私は今、静かに押し寄せる感動の波に身を任せている。

それをたった一言で言い表すとしたら「読んで良かった」しかない。そもそも、私のようなド素人が、福島太郎さんの「ビジネス小説」に対して、感想を書くこと自体が間違っているのかもしれない。でも敢えて無謀にも挑戦させて頂きたい。





「黒田製作所物語を読んで」

人は生きる為に、飯を食う為に働かなくてはならない。しかし、どれほどの人達が自分の好きな職業に就いて、そこに生き甲斐を得られているだろうか。

黒田虎一と言う一人の人物が、戦争から復員を果たして来るところから、この物語は始まる。出だしは、当時の日本の説明が丁寧で地味である。地味と言う表現は失礼かもしれない。とにかく真面目だ。福島太郎さんが、この物語を書くにあたって、どれほどの地道な取材、調査に労力を費やしたかがよく窺える。

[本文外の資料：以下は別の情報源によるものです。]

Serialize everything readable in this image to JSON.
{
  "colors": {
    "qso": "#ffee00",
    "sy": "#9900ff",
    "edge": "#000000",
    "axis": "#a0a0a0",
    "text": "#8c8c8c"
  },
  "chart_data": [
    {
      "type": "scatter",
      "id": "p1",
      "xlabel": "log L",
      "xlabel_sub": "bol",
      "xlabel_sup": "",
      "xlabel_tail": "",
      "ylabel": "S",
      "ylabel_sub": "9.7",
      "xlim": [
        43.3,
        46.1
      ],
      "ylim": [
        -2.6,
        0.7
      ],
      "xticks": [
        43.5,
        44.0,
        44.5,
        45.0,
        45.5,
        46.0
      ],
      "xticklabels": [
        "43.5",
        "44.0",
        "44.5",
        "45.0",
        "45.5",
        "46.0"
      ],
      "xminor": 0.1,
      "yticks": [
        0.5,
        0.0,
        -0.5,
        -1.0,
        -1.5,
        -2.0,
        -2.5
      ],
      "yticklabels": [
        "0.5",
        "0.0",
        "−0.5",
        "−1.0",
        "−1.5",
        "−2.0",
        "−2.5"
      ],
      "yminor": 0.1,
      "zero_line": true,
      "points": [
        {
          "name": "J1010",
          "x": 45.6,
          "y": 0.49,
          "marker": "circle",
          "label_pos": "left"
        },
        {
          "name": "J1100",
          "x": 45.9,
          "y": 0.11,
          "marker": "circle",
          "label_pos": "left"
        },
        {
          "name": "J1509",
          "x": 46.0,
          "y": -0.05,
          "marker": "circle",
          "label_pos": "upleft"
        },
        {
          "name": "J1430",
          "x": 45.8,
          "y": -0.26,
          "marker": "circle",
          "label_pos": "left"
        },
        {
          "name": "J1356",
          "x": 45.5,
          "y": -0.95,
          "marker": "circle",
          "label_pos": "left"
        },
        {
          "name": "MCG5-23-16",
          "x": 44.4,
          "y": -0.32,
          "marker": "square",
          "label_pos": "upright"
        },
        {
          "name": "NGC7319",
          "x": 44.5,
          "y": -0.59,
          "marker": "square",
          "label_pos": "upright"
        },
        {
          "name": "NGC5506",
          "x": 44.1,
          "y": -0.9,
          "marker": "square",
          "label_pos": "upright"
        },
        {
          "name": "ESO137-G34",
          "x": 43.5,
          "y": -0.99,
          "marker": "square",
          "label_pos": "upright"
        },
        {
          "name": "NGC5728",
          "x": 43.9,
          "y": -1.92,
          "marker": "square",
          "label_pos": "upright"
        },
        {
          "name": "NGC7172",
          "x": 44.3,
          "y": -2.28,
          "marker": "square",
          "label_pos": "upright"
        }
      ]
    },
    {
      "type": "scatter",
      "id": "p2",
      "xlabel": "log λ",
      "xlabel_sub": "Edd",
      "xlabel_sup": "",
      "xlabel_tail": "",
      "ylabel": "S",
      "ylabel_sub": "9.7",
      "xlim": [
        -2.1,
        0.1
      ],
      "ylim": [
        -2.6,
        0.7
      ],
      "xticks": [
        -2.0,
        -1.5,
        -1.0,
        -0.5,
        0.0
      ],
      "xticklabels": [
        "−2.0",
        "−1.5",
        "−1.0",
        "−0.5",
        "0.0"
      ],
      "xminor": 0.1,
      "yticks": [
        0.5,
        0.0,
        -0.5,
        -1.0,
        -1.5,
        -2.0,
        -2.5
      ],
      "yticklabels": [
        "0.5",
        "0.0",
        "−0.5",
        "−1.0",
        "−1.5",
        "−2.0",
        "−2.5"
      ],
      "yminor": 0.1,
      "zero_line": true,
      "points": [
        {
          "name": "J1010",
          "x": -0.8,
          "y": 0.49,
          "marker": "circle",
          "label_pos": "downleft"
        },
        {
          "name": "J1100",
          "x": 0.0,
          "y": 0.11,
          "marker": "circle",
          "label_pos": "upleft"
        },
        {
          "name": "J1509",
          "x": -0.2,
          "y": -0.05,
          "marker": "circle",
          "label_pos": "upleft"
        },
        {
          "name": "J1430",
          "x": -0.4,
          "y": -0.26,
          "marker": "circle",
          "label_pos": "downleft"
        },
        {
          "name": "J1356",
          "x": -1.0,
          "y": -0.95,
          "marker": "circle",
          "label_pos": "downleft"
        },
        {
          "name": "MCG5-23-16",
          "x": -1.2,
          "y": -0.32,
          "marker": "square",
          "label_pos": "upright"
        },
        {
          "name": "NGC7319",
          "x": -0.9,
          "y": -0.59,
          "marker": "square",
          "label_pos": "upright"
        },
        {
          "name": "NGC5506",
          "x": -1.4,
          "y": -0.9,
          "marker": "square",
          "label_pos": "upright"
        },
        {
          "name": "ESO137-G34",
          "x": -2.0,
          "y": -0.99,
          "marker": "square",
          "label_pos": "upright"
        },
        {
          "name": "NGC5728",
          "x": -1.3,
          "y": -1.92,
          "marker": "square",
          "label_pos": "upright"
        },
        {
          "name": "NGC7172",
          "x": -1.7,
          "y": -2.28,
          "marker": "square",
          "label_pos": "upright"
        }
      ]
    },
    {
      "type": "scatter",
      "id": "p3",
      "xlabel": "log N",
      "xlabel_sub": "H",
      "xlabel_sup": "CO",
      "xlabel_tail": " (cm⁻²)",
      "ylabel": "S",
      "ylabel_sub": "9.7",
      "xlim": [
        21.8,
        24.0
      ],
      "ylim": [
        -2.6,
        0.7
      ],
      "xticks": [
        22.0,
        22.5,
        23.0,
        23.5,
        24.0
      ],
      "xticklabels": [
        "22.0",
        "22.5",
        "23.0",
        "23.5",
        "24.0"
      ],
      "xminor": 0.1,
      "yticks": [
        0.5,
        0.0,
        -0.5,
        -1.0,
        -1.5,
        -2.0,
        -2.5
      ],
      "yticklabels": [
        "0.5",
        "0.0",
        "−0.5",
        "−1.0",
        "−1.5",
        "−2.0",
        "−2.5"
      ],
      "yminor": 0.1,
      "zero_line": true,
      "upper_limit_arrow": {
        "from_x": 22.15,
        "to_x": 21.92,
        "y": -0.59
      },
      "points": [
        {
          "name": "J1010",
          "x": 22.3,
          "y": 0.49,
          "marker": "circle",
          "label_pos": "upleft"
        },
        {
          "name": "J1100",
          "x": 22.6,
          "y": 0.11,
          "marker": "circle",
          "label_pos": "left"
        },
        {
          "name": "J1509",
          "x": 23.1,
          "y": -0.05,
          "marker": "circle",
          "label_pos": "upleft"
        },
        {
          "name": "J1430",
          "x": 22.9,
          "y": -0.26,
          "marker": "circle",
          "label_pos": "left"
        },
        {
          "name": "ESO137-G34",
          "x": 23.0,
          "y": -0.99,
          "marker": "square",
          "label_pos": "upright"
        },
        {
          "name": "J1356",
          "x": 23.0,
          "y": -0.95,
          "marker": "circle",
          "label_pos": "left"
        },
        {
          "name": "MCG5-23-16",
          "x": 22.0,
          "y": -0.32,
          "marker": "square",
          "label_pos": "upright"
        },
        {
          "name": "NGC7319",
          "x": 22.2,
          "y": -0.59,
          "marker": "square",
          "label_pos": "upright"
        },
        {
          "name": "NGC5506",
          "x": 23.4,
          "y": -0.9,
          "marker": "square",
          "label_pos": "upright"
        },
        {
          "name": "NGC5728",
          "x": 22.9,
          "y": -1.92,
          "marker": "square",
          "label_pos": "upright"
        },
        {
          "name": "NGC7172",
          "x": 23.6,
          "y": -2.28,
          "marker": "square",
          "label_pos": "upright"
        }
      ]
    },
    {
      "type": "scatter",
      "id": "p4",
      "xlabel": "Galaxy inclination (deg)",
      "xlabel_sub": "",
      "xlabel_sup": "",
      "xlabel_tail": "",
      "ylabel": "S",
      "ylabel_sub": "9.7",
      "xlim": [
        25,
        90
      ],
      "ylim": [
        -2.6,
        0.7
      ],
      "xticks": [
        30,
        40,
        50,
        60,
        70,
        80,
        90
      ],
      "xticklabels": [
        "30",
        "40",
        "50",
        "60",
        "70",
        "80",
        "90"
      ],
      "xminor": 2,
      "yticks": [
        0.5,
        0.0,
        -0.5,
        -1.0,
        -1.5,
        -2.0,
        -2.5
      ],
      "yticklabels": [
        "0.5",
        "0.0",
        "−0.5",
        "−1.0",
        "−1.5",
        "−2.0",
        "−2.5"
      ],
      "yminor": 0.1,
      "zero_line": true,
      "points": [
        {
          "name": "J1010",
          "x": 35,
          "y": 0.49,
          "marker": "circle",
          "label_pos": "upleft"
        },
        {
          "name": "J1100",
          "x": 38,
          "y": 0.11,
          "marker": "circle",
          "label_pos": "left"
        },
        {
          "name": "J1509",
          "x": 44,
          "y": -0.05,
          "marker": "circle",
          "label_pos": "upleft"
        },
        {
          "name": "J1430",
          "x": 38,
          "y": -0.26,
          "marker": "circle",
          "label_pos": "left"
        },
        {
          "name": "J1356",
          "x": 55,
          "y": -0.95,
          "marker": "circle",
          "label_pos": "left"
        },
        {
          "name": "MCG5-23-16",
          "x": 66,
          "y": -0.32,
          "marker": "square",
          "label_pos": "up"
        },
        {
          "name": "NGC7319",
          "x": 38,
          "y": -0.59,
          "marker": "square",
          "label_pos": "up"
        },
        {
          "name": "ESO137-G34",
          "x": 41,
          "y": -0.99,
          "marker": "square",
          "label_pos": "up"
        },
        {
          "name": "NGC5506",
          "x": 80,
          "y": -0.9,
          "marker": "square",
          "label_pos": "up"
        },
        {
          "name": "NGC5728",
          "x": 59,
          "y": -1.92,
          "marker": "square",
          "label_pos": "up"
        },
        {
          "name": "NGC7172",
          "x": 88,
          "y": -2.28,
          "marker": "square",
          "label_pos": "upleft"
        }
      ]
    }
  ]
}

この物語には咲き誇るような華はないが、努力と苦労の上に実を結んだ「実」がある。どこまでも骨太なビジネス小説だ。
ビジネス小説と言う言葉さえ、軽々しいと思う。
戦後の日本の復興を目指して、虎一と言う職人に出来た事は「溶接」だけだった。
しかし、この「溶接」と言う確かな技術が、人を救い、人を育み、最後には「日本一きれいなステンレス専用工場」へと発展させていくのだ。

あぁ、こうして日本と言う国は育っていったんだと感銘を受ける。
顧客を従業員を、「人」を思う気持ちを第一にしてきた職人が築き上げた会社だったからこそ、見事な成長を遂げたのだと思う。
大切にされていたから、人は彼が亡くなった後も、その遺志を引き継いでいったのだ。

繋ぐ、繋がっていく……

戦後、焼け野原だった工場跡地に途方に暮れて立っていた虎一の思いが、今「日本一きれいなステンレス溶接専用工場」として福島の地に建っている。
戦後を生き抜き乗り越え、東日本大震災に襲われたにも関わらず、今度は父(虎一)の遺志を継いだ娘 美希が再建を果たした。

「黒田製作所物語」は、お仕事小説であって、お仕事小説ではないと私は思う(何を言いたいのだ、私は)
福島太郎さんの筆によって、生き生きと生きてきた「人間」の物語だ。
それも地に足の着いた堂々とした感動巨編である。

冒頭で私は「押し寄せる静かな感動の波」と言った。
それは何かを成し遂げた人達に対する生への賞賛と引き際の美だったのかもしれない。
虎一と言う一人の腕のいい職人が居て昭和という時代を生き抜き去って行った、しかしその後には「人」という財産が遺された。「縁」の数々も福島太郎さんは描いている。
この物語を読むと「生きる」ことの素晴らしさ、一人の人間の持つ可能性を感じずにはいられない。

号泣するのではなく、目頭に薄っすらと涙が浮かび上がってくるような温かな人間ドラマをあなたにも是非味わってもらいたい。




福島太郎さんへ

今の私では、こんな感想しか書けなかったよ(泣)来年は、もっと上手に書けるようになるから、きっとなるから、紡いでいきましょうね、一緒に、言の葉の物語を。